1 Weight gain: Many dieters choose diet drinks in a bid to reduce caloric consumption and to maintain their weight. Subconsciously, they think that it is healthier to drink diet drinks than regular sugar-sweetened ones. But multiple studies have shown that diet drinks could contribute to weight gain than loss. One study has also tied it to the epidemic of abdominal obesity, where people tend to pile weight around the waist.1 2
2 Depression: A study published in the PLOS in 2014 compared the effects of unsweetened coffee and tea with sweetened diet drinks and soda. The researchers were able to positively tie diet drinks to higher risk of depression and tea and coffee to a lower risk.3
3 Kidney damage: A team of researchers in 2011 concluded that having more than two servings of sweetened diet soda was associated with faster decline in kidney functions.
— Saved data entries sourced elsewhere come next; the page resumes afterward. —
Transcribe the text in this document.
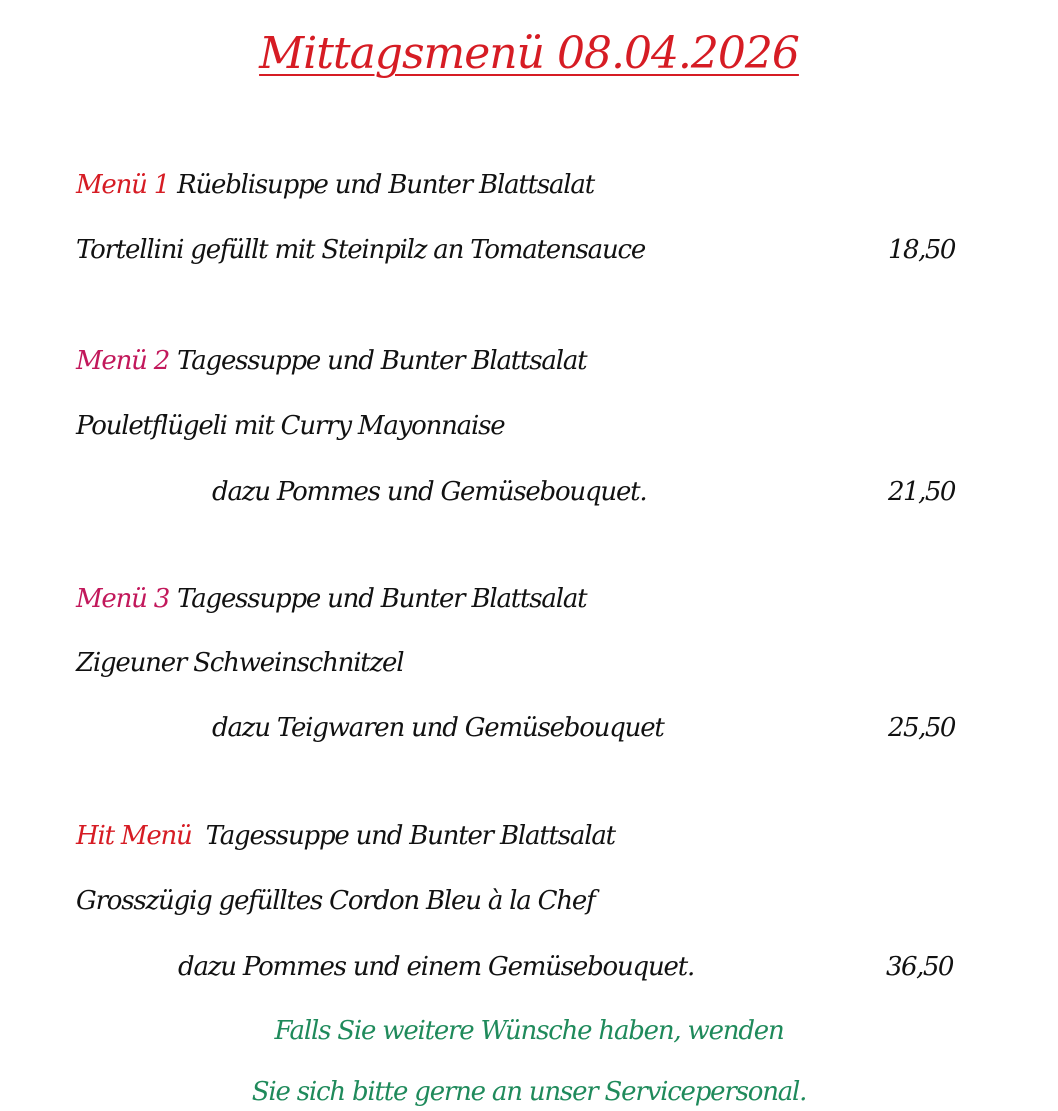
Mittagsmenü 08.04.2026
Menü 1 Rüeblisuppe und Bunter Blattsalat
Tortellini gefüllt mit Steinpilz an Tomatensauce	18,50
Menü 2 Tagessuppe und Bunter Blattsalat
Pouletflügeli mit Curry Mayonnaise
dazu Pommes und Gemüsebouquet.	21,50
Menü 3 Tagessuppe und Bunter Blattsalat
Zigeuner Schweinschnitzel
dazu Teigwaren und Gemüsebouquet	25,50
Hit Menü Tagessuppe und Bunter Blattsalat
Grosszügig gefülltes Cordon Bleu à la Chef
dazu Pommes und einem Gemüsebouquet.	36,50
Falls Sie weitere Wünsche haben, wenden
Sie sich bitte gerne an unser Servicepersonal.
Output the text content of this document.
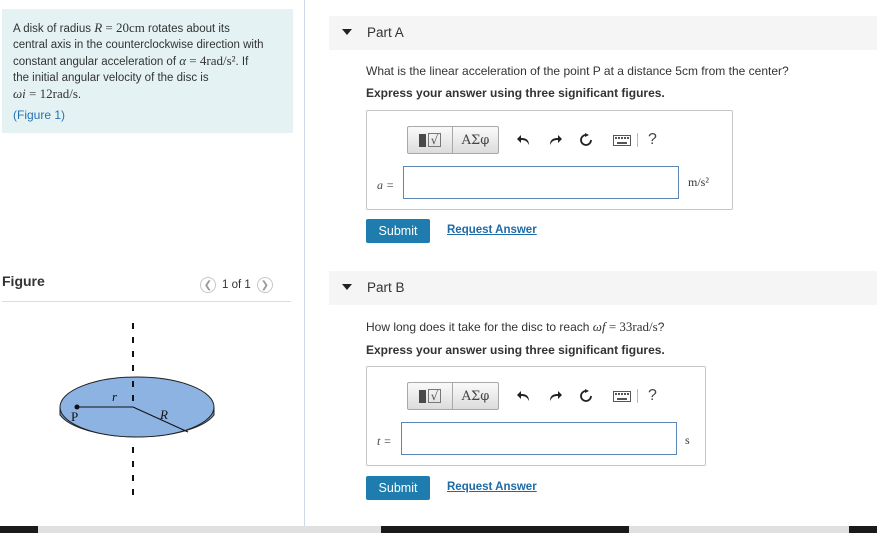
A disk of radius R = 20cm rotates about its
central axis in the counterclockwise direction with
constant angular acceleration of α = 4rad/s². If
the initial angular velocity of the disc is
ωi = 12rad/s.
(Figure 1)
Figure	❮ 1 of 1 ❯
P
r
R
Part A
What is the linear acceleration of the point P at a distance 5cm from the center?
Express your answer using three significant figures.
√	ΑΣφ	?
a =	m/s²
Submit	Request Answer
Part B
How long does it take for the disc to reach ωf = 33rad/s?
Express your answer using three significant figures.
√	ΑΣφ	?
t =	s
Submit	Request Answer
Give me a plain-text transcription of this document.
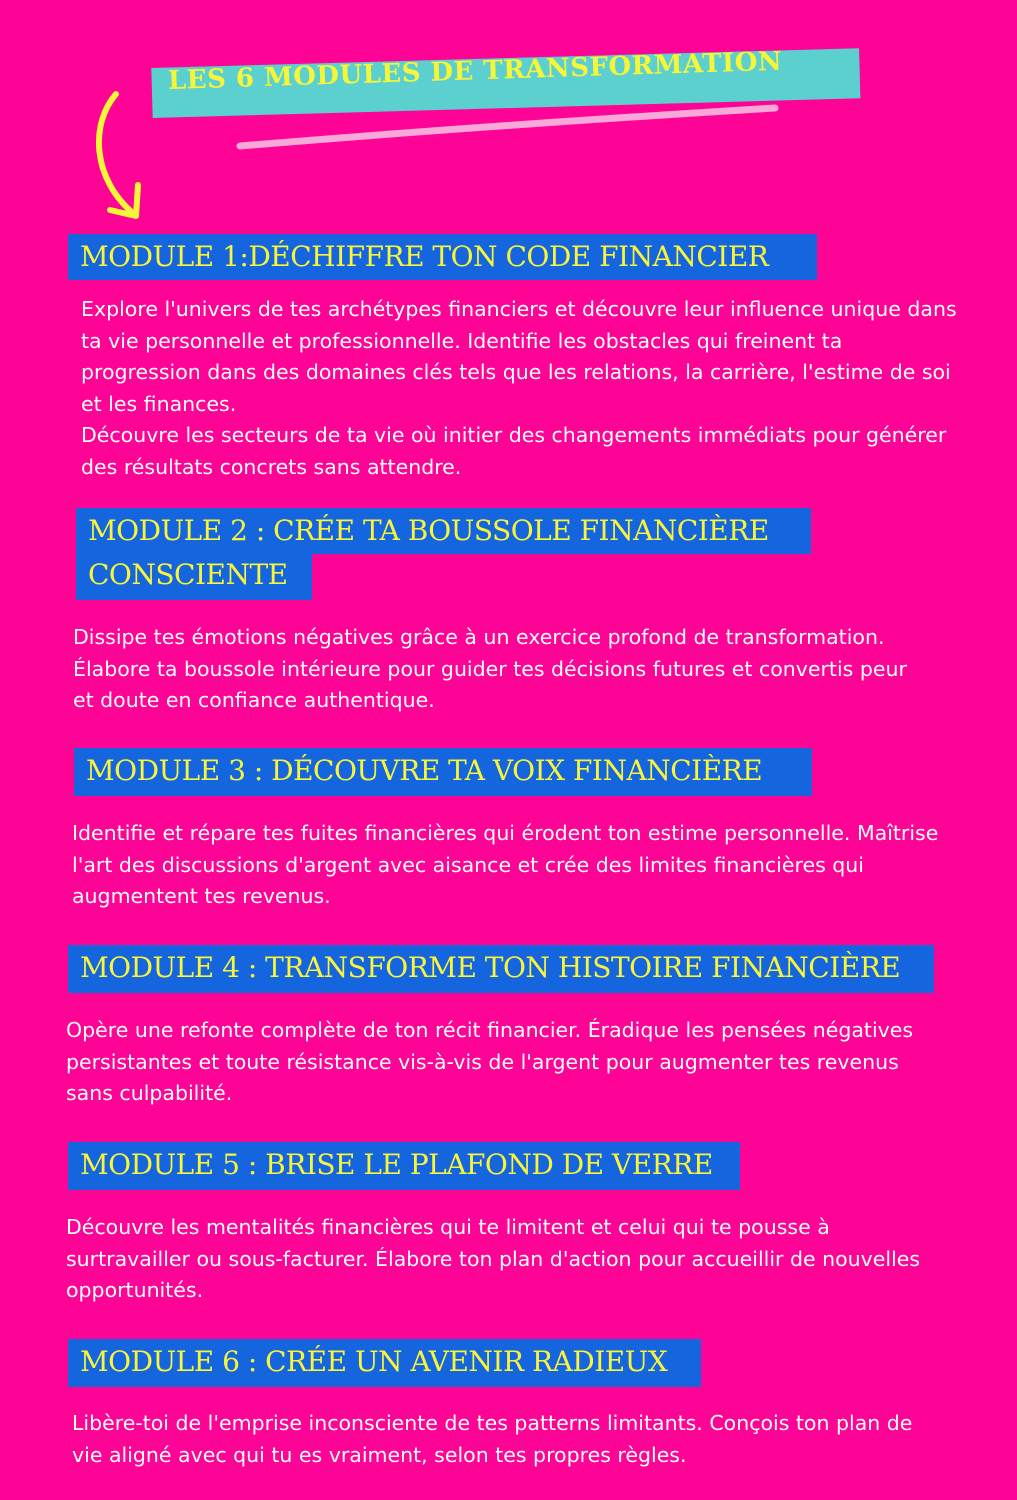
LES 6 MODULES DE TRANSFORMATION
MODULE 1:DÉCHIFFRE TON CODE FINANCIER
Explore l'univers de tes archétypes financiers et découvre leur influence unique dans ta vie personnelle et professionnelle. Identifie les obstacles qui freinent ta progression dans des domaines clés tels que les relations, la carrière, l'estime de soi et les finances.
Découvre les secteurs de ta vie où initier des changements immédiats pour générer des résultats concrets sans attendre.
MODULE 2 : CRÉE TA BOUSSOLE FINANCIÈRE
CONSCIENTE
Dissipe tes émotions négatives grâce à un exercice profond de transformation. Élabore ta boussole intérieure pour guider tes décisions futures et convertis peur et doute en confiance authentique.
MODULE 3 : DÉCOUVRE TA VOIX FINANCIÈRE
Identifie et répare tes fuites financières qui érodent ton estime personnelle. Maîtrise l'art des discussions d'argent avec aisance et crée des limites financières qui augmentent tes revenus.
MODULE 4 : TRANSFORME TON HISTOIRE FINANCIÈRE
Opère une refonte complète de ton récit financier. Éradique les pensées négatives persistantes et toute résistance vis-à-vis de l'argent pour augmenter tes revenus sans culpabilité.
MODULE 5 : BRISE LE PLAFOND DE VERRE
Découvre les mentalités financières qui te limitent et celui qui te pousse à surtravailler ou sous-facturer. Élabore ton plan d'action pour accueillir de nouvelles opportunités.
MODULE 6 : CRÉE UN AVENIR RADIEUX
Libère-toi de l'emprise inconsciente de tes patterns limitants. Conçois ton plan de vie aligné avec qui tu es vraiment, selon tes propres règles.
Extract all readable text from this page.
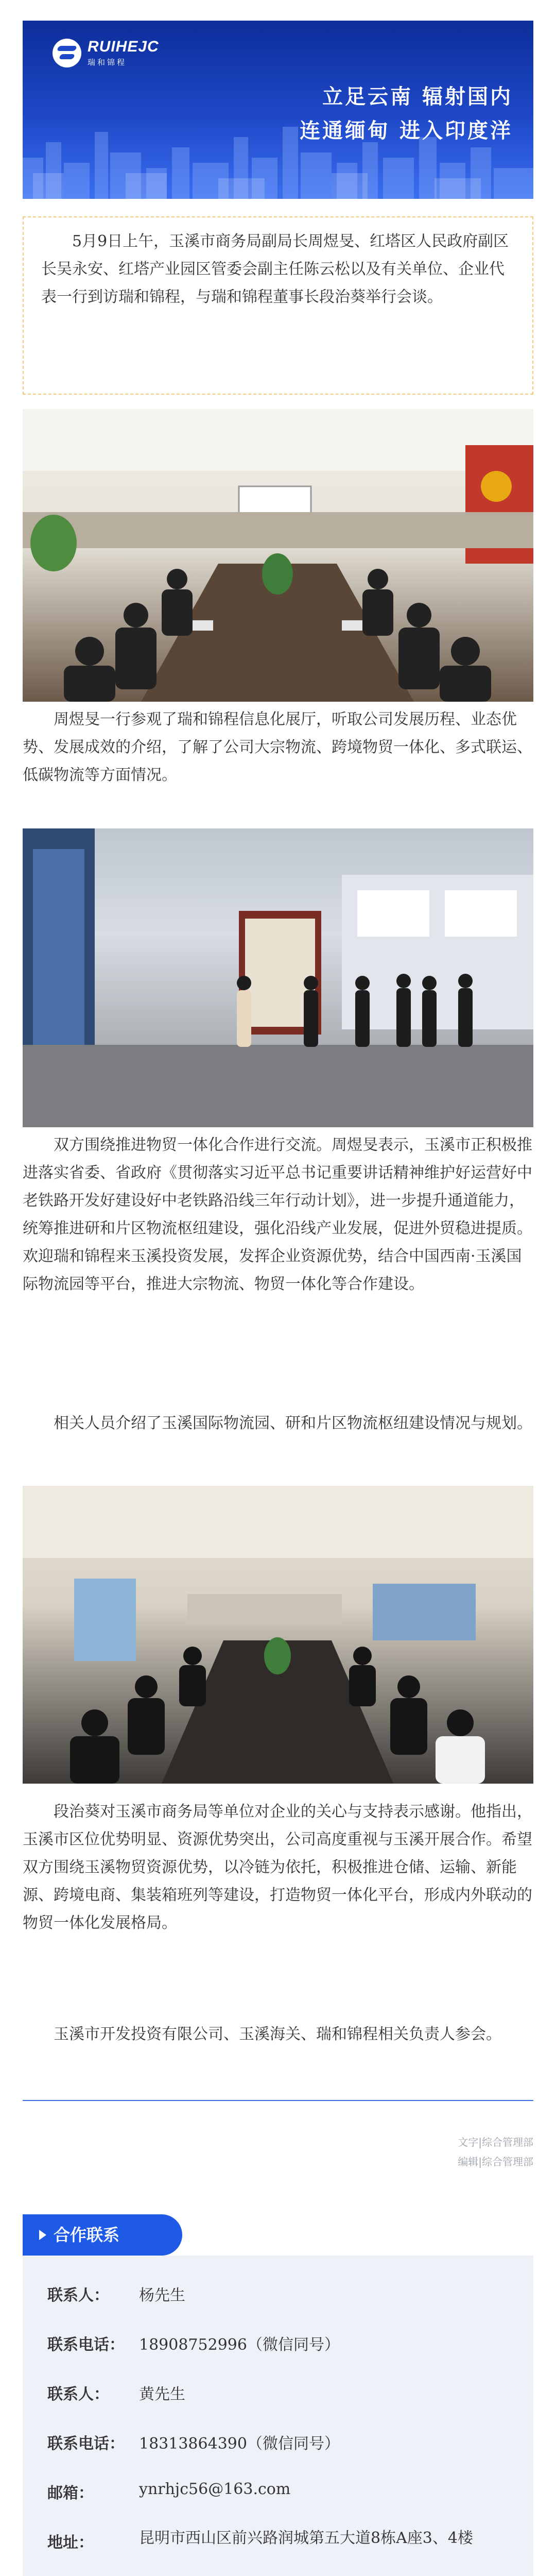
RUIHEJC
瑞和锦程
立足云南 辐射国内
连通缅甸 进入印度洋

5月9日上午，玉溪市商务局副局长周煜旻、红塔区人民政府副区长吴永安、红塔产业园区管委会副主任陈云松以及有关单位、企业代表一行到访瑞和锦程，与瑞和锦程董事长段治葵举行会谈。

周煜旻一行参观了瑞和锦程信息化展厅，听取公司发展历程、业态优势、发展成效的介绍，了解了公司大宗物流、跨境物贸一体化、多式联运、低碳物流等方面情况。

双方围绕推进物贸一体化合作进行交流。周煜旻表示，玉溪市正积极推进落实省委、省政府《贯彻落实习近平总书记重要讲话精神维护好运营好中老铁路开发好建设好中老铁路沿线三年行动计划》，进一步提升通道能力，统筹推进研和片区物流枢纽建设，强化沿线产业发展，促进外贸稳进提质。欢迎瑞和锦程来玉溪投资发展，发挥企业资源优势，结合中国西南·玉溪国际物流园等平台，推进大宗物流、物贸一体化等合作建设。

相关人员介绍了玉溪国际物流园、研和片区物流枢纽建设情况与规划。

段治葵对玉溪市商务局等单位对企业的关心与支持表示感谢。他指出，玉溪市区位优势明显、资源优势突出，公司高度重视与玉溪开展合作。希望双方围绕玉溪物贸资源优势，以冷链为依托，积极推进仓储、运输、新能源、跨境电商、集装箱班列等建设，打造物贸一体化平台，形成内外联动的物贸一体化发展格局。

玉溪市开发投资有限公司、玉溪海关、瑞和锦程相关负责人参会。

文字|综合管理部
编辑|综合管理部
合作联系
联系人： 杨先生
联系电话： 18908752996（微信同号）
联系人： 黄先生
联系电话： 18313864390（微信同号）
邮箱：	ynrhjc56@163.com
地址：	昆明市西山区前兴路润城第五大道8栋A座3、4楼
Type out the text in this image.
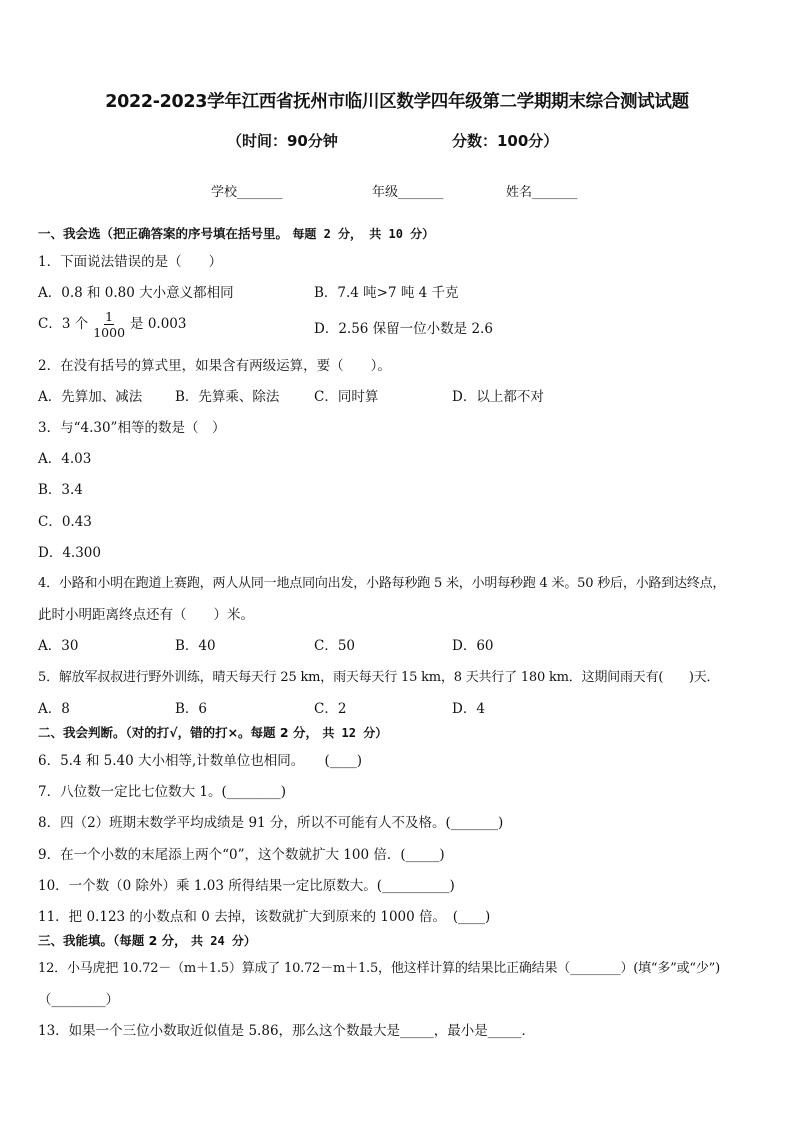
2022-2023学年江西省抚州市临川区数学四年级第二学期期末综合测试试题
（时间：90分钟	分数：100分）
学校_______	年级_______	姓名_______
一、我会选（把正确答案的序号填在括号里。 每题 2 分， 共 10 分）
1．下面说法错误的是（　　）
A．0.8 和 0.80 大小意义都相同	B．7.4 吨>7 吨 4 千克
C．3 个 $\frac{1}{1000}$ 是 0.003	D．2.56 保留一位小数是 2.6
2．在没有括号的算式里，如果含有两级运算，要（　　）。
A．先算加、减法 B．先算乘、除法	C．同时算	D．以上都不对
3．与“4.30”相等的数是（　）
A．4.03
B．3.4
C．0.43
D．4.300
4．小路和小明在跑道上赛跑，两人从同一地点同向出发，小路每秒跑 5 米，小明每秒跑 4 米。50 秒后，小路到达终点，
此时小明距离终点还有（　　）米。
A．30	B．40	C．50	D．60
5．解放军叔叔进行野外训练，晴天每天行 25 km，雨天每天行 15 km，8 天共行了 180 km．这期间雨天有(　　)天．
A．8	B．6	C．2	D．4
二、我会判断。（对的打√，错的打×。每题 2 分， 共 12 分）
6．5.4 和 5.40 大小相等,计数单位也相同。　　(____)
7．八位数一定比七位数大 1。(________)
8．四（2）班期末数学平均成绩是 91 分，所以不可能有人不及格。(_______)
9．在一个小数的末尾添上两个“0”，这个数就扩大 100 倍．(_____)
10．一个数（0 除外）乘 1.03 所得结果一定比原数大。(__________)
11．把 0.123 的小数点和 0 去掉，该数就扩大到原来的 1000 倍。　(____)
三、我能填。（每题 2 分， 共 24 分）
12．小马虎把 10.72－（m＋1.5）算成了 10.72－m＋1.5，他这样计算的结果比正确结果（________）(填“多”或“少”)
（________）
13．如果一个三位小数取近似值是 5.86，那么这个数最大是_____，最小是_____．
There was a two-fold increase in the risk of decreased kidney functions in women who consumed these artificially sweetened drinks.4
4 Metabolic syndrome: Diet drinks rich in artificial sweeteners can lead to a cluster of metabolic disorders like increased blood pressure, abnormal levels of cholesterol, diabetes and increased concentration of fat around the waistline.5
5 Brain risks: Study shows that long-term consumption of aspartame, a common sweetener used in diet drinks has the ability to cause an imbalance of antioxidant/pro-oxidant status in the brain through glutathione-dependent system.6
6 Asthma risk: An Australian study conducted in 2012 examined almost 17,000 participants who regularly drank more than half a litre of diet drinks every day. The study showed that there was a positive correlation between soft drink consumption and increased risk of COPD conditions like asthma among the participants.7
Diet drinks should be made an occasional indulgence not a daily If it is sugar that you are afraid of, there are many other healthier substitutes like stevia, honey, agave nectar and jaggery you opt for instead of artificial sweeteners.
1.Yang, Q. (2010). Gain weight by “going diet?” Artificial sweeteners and the neurobiology of sugar cravings: Neuroscience 2010. The Yale Journal of Biology and Medicine, 83(2), 101108.
2. Fowler, S. P., Williams, K., & Hazuda, H. P. (2015). Diet soda intake is associated with long-term increases in waist circumference in a bi-ethnic cohort of older adults: The San Antonio Longitudinal Study of Aging. Journal of the American Geriatrics Society, 63(4), 708715. http://doi.org/10.1111/jgs.13376
3.Guo, X., Park, Y., Freedman, N. D., Sinha, R., Hollenbeck, A. R., Blair, A., & Chen, H. (2014). Sweetened beverages, coffee, and tea and depression risk among older US adults. PloS one, 9(4), e94715.
4.Lin, J., & Curhan, G. C. (2011). Associations of Sugar and Artificially Sweetened Soda with Albuminuria and Kidney Function Decline in Women. Clinical Journal of the American Society of Nephrology : CJASN, 6(1), 160166. http://doi.org/10.2215/CJN.03260410
5.Crichton, G., Alkerwi, A., & Elias, M. (2015). Diet Soft Drink Consumption is Associated with the Metabolic Syndrome: A Two Sample Comparison. Nutrients, 7(5), 35693586. http://doi.org/10.3390/nu7053569
6. Abhilash, M., Sauganth Paul, M. V., Varghese, M. V., & Nair, R. H. (2013). Long-term consumption of aspartame and brain antioxidant defense status. Drug and chemical toxicology, 36(2), 135-140.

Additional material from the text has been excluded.